Part 18~Cuti

1.8K 147 16
                                        

Keesokan harinya, Valeska menuruni tangga dengan langkah perlahan dan penuh kehati-hatian. Di kehamilan yang sudah memasuki bulan keenam ini, perutnya mulai terasa lebih berat, dan setiap langkahnya ia tempuh dengan hati-hati agar tidak mengguncang terlalu keras.

"Non cantik," panggil Bi Sari lembut dari arah ruang tamu, suaranya hangat namun terlihat ada sedikit keraguan di wajahnya.

"Pagi, Biii!" sapa Valeska dengan senyum, berusaha tampak ceria meskipun merasa lelah pagi ini.

"Pagi juga, Non," balas Bi Sari.
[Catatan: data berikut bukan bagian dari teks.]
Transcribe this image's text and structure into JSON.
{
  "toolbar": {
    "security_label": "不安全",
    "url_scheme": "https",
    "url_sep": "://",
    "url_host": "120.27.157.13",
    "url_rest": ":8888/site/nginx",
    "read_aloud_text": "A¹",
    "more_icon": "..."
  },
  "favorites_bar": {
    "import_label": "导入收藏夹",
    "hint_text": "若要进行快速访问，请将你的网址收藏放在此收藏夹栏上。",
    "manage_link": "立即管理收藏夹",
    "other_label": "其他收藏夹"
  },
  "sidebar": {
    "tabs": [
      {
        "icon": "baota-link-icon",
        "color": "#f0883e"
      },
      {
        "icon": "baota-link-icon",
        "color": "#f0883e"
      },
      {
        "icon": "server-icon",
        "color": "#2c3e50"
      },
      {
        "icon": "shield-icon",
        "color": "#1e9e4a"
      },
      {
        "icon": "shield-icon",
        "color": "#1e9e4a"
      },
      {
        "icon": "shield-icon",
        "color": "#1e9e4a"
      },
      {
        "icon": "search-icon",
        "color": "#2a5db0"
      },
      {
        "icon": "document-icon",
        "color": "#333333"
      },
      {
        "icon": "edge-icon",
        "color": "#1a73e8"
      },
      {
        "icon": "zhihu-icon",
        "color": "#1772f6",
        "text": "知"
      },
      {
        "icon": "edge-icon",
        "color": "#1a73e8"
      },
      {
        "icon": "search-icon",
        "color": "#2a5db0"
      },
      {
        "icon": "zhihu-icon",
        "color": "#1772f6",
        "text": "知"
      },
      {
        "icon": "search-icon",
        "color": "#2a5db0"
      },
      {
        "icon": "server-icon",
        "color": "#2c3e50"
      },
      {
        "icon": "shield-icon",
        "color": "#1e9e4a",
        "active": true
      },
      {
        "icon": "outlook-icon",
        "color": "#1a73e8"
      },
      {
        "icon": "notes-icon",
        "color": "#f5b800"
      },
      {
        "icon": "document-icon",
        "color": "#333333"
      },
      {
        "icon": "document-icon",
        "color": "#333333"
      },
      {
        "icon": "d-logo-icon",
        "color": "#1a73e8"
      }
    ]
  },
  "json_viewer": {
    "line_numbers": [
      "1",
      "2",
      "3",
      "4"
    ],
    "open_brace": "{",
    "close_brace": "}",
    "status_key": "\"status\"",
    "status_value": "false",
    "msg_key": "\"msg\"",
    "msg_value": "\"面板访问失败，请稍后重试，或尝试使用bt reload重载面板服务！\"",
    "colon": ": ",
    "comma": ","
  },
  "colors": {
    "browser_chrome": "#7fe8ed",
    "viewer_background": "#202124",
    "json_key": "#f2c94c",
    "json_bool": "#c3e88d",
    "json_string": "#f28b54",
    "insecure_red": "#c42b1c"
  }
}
Sekilas, ia tampak gelisah, seperti sedang merangkai kata-kata di dalam kepalanya.

Valeska mengerutkan kening, menyadari kegelisahan itu. "Ada apa, Bi? Kok, Bibi kelihatan gugup gitu?" tanyanya penuh perhatian.

Dengan tatapan yang penuh rasa bersalah, Bi Sari akhirnya menghela napas pelan. "Jadi gini, Non... Bibi mau minta cuti sebulan, boleh ya, Non?"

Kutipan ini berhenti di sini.